Eles tinham levado meus primos na escola e decidiram ficar comigo para gritar até eu dizer chega. Eu havia lavado meu braço, mas ainda estava bem vermelho, fora as marcas que já estavam lá.
-Você é doente! -minha tia berrou
-Ilana, fala alguma coisa!- ele mandou
-O que quer que eu diga!?- olhei para eles
-Olha para seu braço! Isso é burrice! -ele berrou mais- quer chamar atenção? É isso?
-Claro que quer!- minha tia acusou mais
-Eu não tenho nada a dizer- murmurei
-Eu disse que ia cuidar de você- meu tio falou -mas não aguento mais esse seu teatro de garota vítima. Seus pais morreram! Não vão voltar! Aceita isso de uma vez.
-Eu não quero mais você aqui!- minha tia falou
-Eu não tenho outros tios- falei
-Eu sei. Mas não tenho que aguentar o fardo do meu irmão e sua esposa- meu tio cuspiu

Fardo.
-Vamos internar você numa clínica- minha tia anunciou
-O que? -olhei para eles
-exatamente- minha tia cruzou os braços
-Eu não quero ir para uma clínica- me pus de pé
-Mas você vai- Meu tio afirmou

Eles não querem você, ninguém quer você.
Aquela voz.

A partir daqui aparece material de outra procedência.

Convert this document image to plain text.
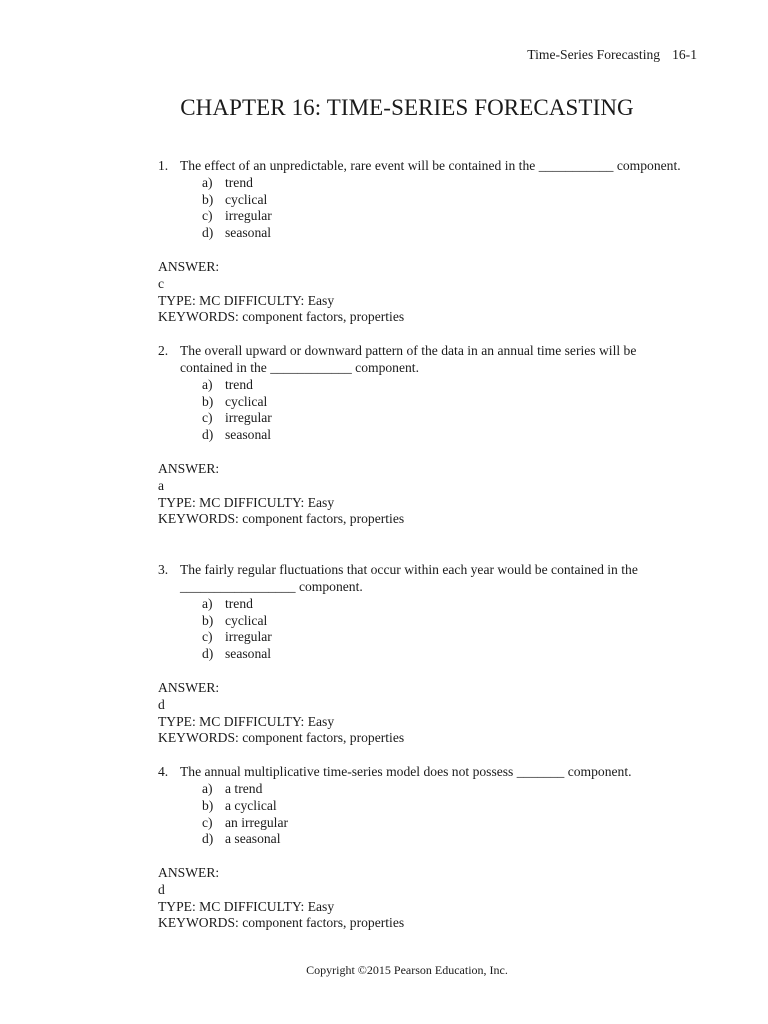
Time-Series Forecasting 16-1
CHAPTER 16: TIME-SERIES FORECASTING
1. The effect of an unpredictable, rare event will be contained in the ___________ component.
a) trend
b) cyclical
c) irregular
d) seasonal
ANSWER:
c
TYPE: MC DIFFICULTY: Easy
KEYWORDS: component factors, properties
2. The overall upward or downward pattern of the data in an annual time series will be
contained in the ____________ component.
a) trend
b) cyclical
c) irregular
d) seasonal
ANSWER:
a
TYPE: MC DIFFICULTY: Easy
KEYWORDS: component factors, properties
3. The fairly regular fluctuations that occur within each year would be contained in the
_________________ component.
a) trend
b) cyclical
c) irregular
d) seasonal
ANSWER:
d
TYPE: MC DIFFICULTY: Easy
KEYWORDS: component factors, properties
4. The annual multiplicative time-series model does not possess _______ component.
a) a trend
b) a cyclical
c) an irregular
d) a seasonal
ANSWER:
d
TYPE: MC DIFFICULTY: Easy
KEYWORDS: component factors, properties
Copyright ©2015 Pearson Education, Inc.
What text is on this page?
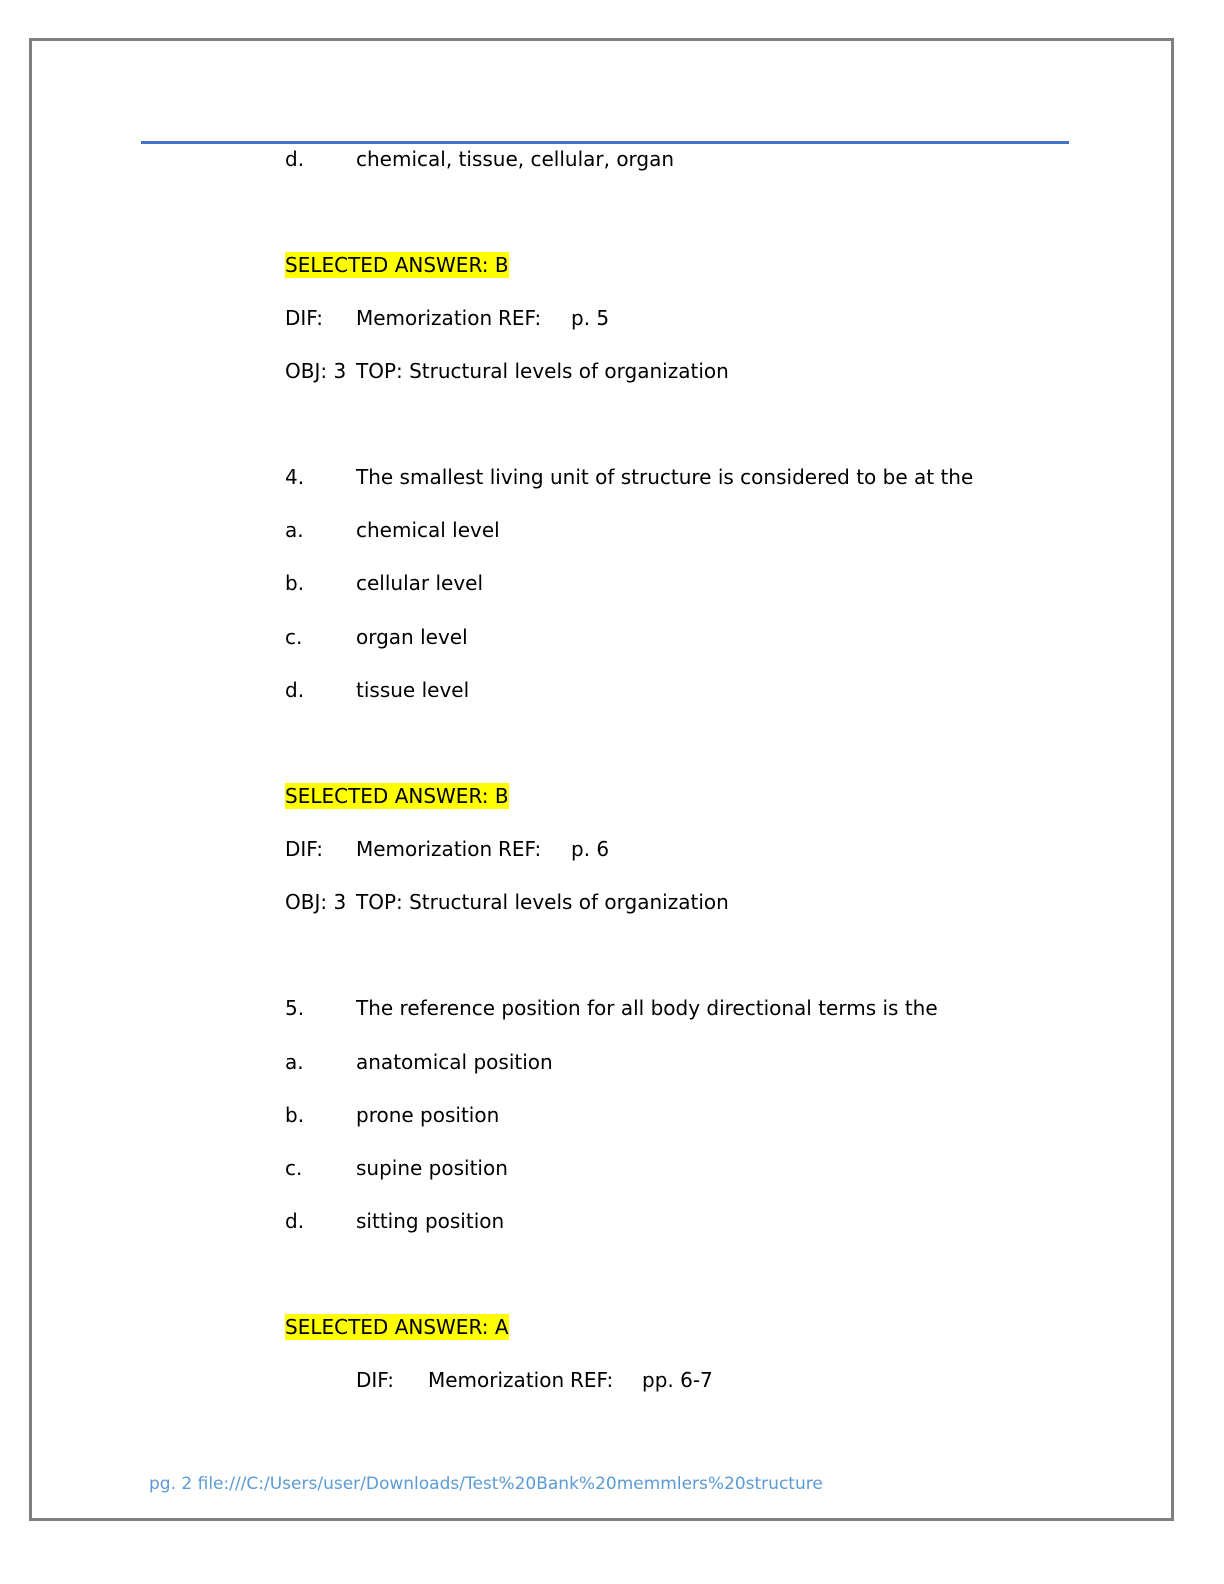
d.	chemical, tissue, cellular, organ
SELECTED ANSWER: B
DIF: Memorization REF: p. 5
OBJ: 3 TOP: Structural levels of organization
4.	The smallest living unit of structure is considered to be at the
a.	chemical level
b.	cellular level
c.	organ level
d.	tissue level
SELECTED ANSWER: B
DIF: Memorization REF: p. 6
OBJ: 3 TOP: Structural levels of organization
5.	The reference position for all body directional terms is the
a.	anatomical position
b.	prone position
c.	supine position
d.	sitting position
SELECTED ANSWER: A
DIF: Memorization REF: pp. 6-7
pg. 2 file:///C:/Users/user/Downloads/Test%20Bank%20memmlers%20structure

Sim, eu tinha uma voz na minha cabeça que parecia falar comigo. Como se quisesse me mostrar a realidade, as vezes parecia que vinha das lâminas.
-Arrume sua coisas, vamos levar você- meu tio saiu irritado

Eu arrumei minhas malas sobre o olhar observador da minha tia. Ela me olhava irritada como se eu fosse doente. É claro que ela ia julgar, assim como todos fizeram.
Leve-as. Leve as lâminas. Você sabe que vai precisar.
Peguei a caixa onde guardava minhas amigas e guardei no fundo da mala. Por fim, estava pronta.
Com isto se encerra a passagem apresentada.